Harthill instructed the police to humiliate her and cuff her right in the secretary’s office. The officers refused to comply, apprehending and cuffing her in private and leading her out discreetly. Nevertheless, the mere fact that she had been arrested at all for such a foolish complaint was testament to Harthill’s power.

And it spoke volumes about the relative power of men and women.

Judith was mature and accomplished enough that she no longer had to hide behind a man to get clients. And yet it was still possible for a commanding male, like Harthill, to overwhelm her and push her around. He quite literally had the wherewithal to threaten her entire career.

Harthill’s petty vengeance knew no bounds. He took the beanbag incident all the way to a courtroom. But it boomeranged on him. Listening to the testimony and the hair-raising stories of Harthill’s behavior, the judge issued a restraining order against him. And just like that it was over. Harthill complied, and his constant threats were finally ended.

But Zouck was never really free of him. She was so utterly traumatized by the experience that many years later he still haunted her thoughts.
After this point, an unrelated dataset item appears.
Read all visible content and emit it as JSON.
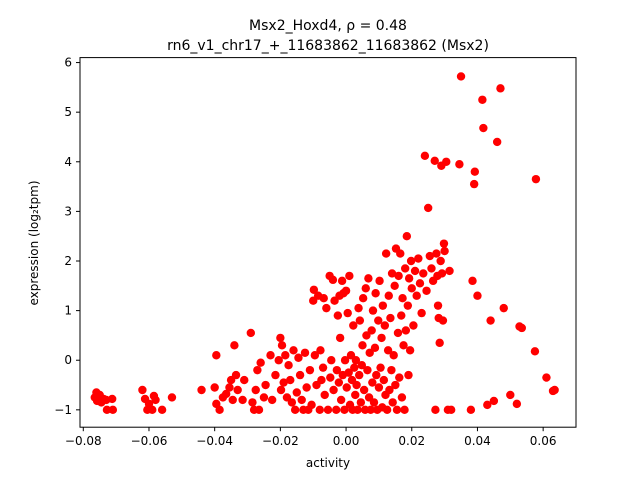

That was true even after he had passed away. “One of my biggest fears,” she said, “is that when I die, I am going to have to meet him again.”

This brilliant and blemished doctor, this wild man, was the person to whom Buddy Delp turned for help on the biggest day and in the most desperate situation of his life.

There was only one little problem.

Harthill’s ban from Belmont Park meant that it wouldn’t be easy to get him to the Bid’s stall. It would require a little skullduggery. Harthill was stuffed into the trunk of a car and smuggled to his patient like a Greek outfoxing the Trojans. He emerged from his dark and inglorious hiding place only when he was safely beside the Bid’s barn.

Harthill examined the horse and treated him as only he could. But what he did for Spectacular Bid was known only to himself and God. He told no one else.

One former jockey who knew everybody in Spectacular Bid’s circle well had a hypothesis. “Look,” the jockey said, “nobody in racing will want to say that the horse was shot with painkillers, but Harthill was more than just a great vet; the guy was a fucking chemist.”

Nobody knew Harthill better or disliked him more than Zouck did, but she denounced that theory as strenuously as she could. “Alex wouldn’t do that,” Judith said. “Alex would treat the horse with respect. I saw the good and the bad in Harthill, but he loved horses. He was a brilliant veterinarian. And never, ever, would he jeopardize a horse’s health over something like that.” But Judith knew better than anyone that Harthill sometimes hurt the things he loved.

And his own words suggested that his love of horses could be overstated. Once, speaking to a respected journalist about a trainer who was an old buddy, Harthill revealed where his real loyalties were. “[We] went way back,” Harthill said. “If [he] had asked me to give [his horse] strychnine, I would have.”

Harthill may have been exaggerating, but his point was crystal clear. There was absolutely nothing the good doctor wouldn’t do to help out an old friend.